WPSU

Sunday, September 5, 2010

A Man, a Plan, a Canalboat



Could the Cap'n be dreaming of a bigger boat?

While we were docked in Ottawa, Illinois, we had many boat visitors.  Reporters from two local papers (Ottawa Delivered  and The Times) dropped by,  along with a representative of local radio station WCMY; the mayor himself (Robert Eschbach); and assistant city engineer Arnie Bandstra.

Arnie is passionate about canal boats.  Recently, he rescued one.  Here she is, the Rosalie. What she is, WHERE she is, and how she came to be there makes quite an interesting story. 
 Ottawa citizens have a very good reason to take a keen interest in canal boats:  The town is located along the historic course of the Illinois and Michigan Canal.  

Back in the mid-19th century, the I and M was to this region what the Dragonfly's home waterway, the Erie Canal, was to upstate New York.  The 96-mile-long I and M supported westward expansion by connecting the Great Lakes with the Mississippi River.  Historians agree Chicago would not have become the great city it is today without the I and M as a transportation corridor.

The canal is not as famous as the Erie, but local folks reasonably feel it deserves to be.   The state Department of Natural Resources,  the Canal Corridor Association,  and the National Parks Conservation Association have been involved in protecting and restoring historic canal structures.  

Our harbor hosts in Ottawa loaned us a 60-minute Ken Burns-style film about the creation of the canal. The filmmakers needed a canal boat as a prop, so . . .  they built one!  It floated just enough to shoot the film.

Then the boat went in storage, in a city maintenance shed. 
And then, that space in the shed was needed for something else.  The boat was headed for demolition. 

Arnie Bandstra, the assistant city engineer, had another idea.  He knew that right in the heart of downtown Ottawa--a stone's throw from the laundromat and a chain restaurant--was the last remaining canal tollbooth, a tiny white clapboard house perched on the edge of the former canal.  Why not place the canal boat by the tollhouse . . .  and develop the area as an educational resource for local schools?

Arnie gave us a personal tour of the site.  On his own initiative,  he has fixed up the interior of the tollhouse with period artifacts--an old stove, a desk, a rocking chair.  An antique map shows the course of the canal through town, back in its heyday.

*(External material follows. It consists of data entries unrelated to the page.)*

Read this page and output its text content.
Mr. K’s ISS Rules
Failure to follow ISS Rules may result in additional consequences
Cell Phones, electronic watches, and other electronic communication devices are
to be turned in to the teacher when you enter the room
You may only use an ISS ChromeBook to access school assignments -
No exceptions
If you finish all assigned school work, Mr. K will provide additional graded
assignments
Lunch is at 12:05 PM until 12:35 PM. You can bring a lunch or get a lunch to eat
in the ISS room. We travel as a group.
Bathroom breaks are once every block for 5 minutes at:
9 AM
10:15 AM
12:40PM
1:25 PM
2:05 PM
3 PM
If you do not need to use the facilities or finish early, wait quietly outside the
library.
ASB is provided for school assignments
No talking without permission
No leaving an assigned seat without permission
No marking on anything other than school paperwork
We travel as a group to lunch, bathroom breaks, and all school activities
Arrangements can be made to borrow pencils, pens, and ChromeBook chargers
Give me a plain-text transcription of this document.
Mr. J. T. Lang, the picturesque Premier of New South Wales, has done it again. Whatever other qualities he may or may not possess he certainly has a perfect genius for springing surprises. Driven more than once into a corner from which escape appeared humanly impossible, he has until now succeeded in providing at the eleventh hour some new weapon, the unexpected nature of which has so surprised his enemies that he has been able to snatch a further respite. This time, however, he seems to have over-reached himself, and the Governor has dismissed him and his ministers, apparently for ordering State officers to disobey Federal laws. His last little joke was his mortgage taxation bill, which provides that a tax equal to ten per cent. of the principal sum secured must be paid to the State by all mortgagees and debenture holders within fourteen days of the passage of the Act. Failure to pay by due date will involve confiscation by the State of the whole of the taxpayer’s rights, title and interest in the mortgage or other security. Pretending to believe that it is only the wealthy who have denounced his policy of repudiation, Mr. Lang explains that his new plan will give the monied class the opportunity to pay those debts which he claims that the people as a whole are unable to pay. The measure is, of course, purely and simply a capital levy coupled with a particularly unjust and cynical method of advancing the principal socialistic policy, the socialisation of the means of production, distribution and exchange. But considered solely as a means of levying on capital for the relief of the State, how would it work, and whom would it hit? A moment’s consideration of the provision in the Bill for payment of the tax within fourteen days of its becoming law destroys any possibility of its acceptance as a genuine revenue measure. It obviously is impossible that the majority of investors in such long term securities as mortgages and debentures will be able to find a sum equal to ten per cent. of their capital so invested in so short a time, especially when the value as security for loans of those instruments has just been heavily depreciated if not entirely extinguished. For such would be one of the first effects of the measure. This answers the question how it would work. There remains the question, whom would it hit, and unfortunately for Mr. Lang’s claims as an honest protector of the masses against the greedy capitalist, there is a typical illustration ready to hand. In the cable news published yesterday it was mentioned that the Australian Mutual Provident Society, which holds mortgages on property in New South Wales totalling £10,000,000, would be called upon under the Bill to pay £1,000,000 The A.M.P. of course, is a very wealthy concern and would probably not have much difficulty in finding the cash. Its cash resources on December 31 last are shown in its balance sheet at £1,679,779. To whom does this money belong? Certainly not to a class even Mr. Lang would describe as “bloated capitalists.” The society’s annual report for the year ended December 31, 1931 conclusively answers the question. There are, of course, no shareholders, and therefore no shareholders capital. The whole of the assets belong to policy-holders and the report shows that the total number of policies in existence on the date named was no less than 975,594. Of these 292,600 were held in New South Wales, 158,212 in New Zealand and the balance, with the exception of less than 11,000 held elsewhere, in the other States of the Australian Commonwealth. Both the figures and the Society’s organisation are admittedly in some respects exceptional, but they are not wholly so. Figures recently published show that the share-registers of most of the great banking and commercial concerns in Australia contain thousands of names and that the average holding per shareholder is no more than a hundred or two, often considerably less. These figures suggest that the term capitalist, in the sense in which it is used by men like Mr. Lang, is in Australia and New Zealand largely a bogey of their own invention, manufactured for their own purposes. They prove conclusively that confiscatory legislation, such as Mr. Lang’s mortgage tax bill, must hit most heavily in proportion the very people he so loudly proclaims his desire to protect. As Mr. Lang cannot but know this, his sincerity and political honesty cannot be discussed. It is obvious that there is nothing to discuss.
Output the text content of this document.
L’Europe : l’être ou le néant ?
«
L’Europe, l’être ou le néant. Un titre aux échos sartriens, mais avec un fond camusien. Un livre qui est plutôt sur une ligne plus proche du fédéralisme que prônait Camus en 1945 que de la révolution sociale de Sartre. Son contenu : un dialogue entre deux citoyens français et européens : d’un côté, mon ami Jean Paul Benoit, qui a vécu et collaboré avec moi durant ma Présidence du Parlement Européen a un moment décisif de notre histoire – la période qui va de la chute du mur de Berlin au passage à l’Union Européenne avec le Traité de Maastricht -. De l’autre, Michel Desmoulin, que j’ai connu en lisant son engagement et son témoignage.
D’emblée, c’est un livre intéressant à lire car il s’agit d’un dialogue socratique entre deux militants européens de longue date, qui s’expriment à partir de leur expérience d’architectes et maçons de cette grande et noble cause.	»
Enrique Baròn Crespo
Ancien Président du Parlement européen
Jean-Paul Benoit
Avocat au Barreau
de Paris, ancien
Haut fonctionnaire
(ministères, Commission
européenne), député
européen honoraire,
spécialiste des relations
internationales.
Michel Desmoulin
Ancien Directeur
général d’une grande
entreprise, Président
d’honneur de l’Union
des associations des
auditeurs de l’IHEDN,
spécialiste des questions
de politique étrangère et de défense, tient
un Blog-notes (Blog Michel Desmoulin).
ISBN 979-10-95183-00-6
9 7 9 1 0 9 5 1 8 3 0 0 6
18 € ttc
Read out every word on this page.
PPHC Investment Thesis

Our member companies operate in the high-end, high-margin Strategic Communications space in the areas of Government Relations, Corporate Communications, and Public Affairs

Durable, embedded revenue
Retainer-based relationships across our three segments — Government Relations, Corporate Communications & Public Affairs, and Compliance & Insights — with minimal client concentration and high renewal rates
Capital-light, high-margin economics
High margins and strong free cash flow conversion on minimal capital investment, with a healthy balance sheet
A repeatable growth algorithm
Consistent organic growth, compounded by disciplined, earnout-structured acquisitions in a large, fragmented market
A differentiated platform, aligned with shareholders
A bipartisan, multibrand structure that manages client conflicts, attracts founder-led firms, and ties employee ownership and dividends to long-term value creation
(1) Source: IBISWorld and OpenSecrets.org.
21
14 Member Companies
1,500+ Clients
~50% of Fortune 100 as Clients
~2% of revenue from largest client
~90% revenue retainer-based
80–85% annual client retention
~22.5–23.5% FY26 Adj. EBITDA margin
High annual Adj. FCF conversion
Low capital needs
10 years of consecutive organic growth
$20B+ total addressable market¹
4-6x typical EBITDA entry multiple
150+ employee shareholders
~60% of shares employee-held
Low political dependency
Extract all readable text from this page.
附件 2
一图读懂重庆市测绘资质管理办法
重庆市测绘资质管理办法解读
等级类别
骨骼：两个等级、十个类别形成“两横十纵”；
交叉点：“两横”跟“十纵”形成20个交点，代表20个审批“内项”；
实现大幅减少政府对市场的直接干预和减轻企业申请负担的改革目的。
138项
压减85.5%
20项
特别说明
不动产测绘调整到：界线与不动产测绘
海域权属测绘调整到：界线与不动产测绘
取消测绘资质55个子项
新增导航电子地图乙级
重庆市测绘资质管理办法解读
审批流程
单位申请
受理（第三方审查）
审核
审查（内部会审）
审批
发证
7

Right now the only water in the downtown
stretch of the canal is rainwater
Right now the canal boat Rosalie sits on bare metal struts, but Arnie has plans to camouflage them with tall river grasses. Meanwhile the town is considering “re-watering” this stretch of the canal, to make it a little oasis for canoeing and kayaking right in the heart of downtown. 

There’s also a delightful bike path along the entire course of the canal.  At the tollhouse we met a family from Ottawa--mom, dad, two young boys who are home-schooled--who were biking the length of the canal as a history project.   

We took our own bikes along the stretch of the canal that runs from Buffalo Run State Park to Ottawa Sunday morning. This bit of canal DOES contain water; it's like traveling back in time.  We marveled at the antique locks, made of carefully joined blocks of limestone.  The locks seemed tiny, about 20 feet across.  Quite a contrast to the massive locks, designed to accommodate big barges, that we've been negotiating for the last few days here on the Illinois River.

Continue down that canal just a few hundred yards . . .  and
there's the Illinois River.  We cruised past the other end
ON the river today!
We visited one other canal boat during our stay in Ottawa.  It was in the historic town of La Salle . . . where the I and M Canal joins the Illinois River.  

The canal boat docked there, the Volunteer, is a replica.  You can find her just above Lock 14.  This canal boat is fully functional, and you can take a ride on it!  

The source of propulsion uses no fossil fuels whatsover:  It’s a team of mules.   

1 comment:

  1. Note: Buffalo Rock State Park ... rock, not run. Good to see you at Starved Rock Marina last weekend.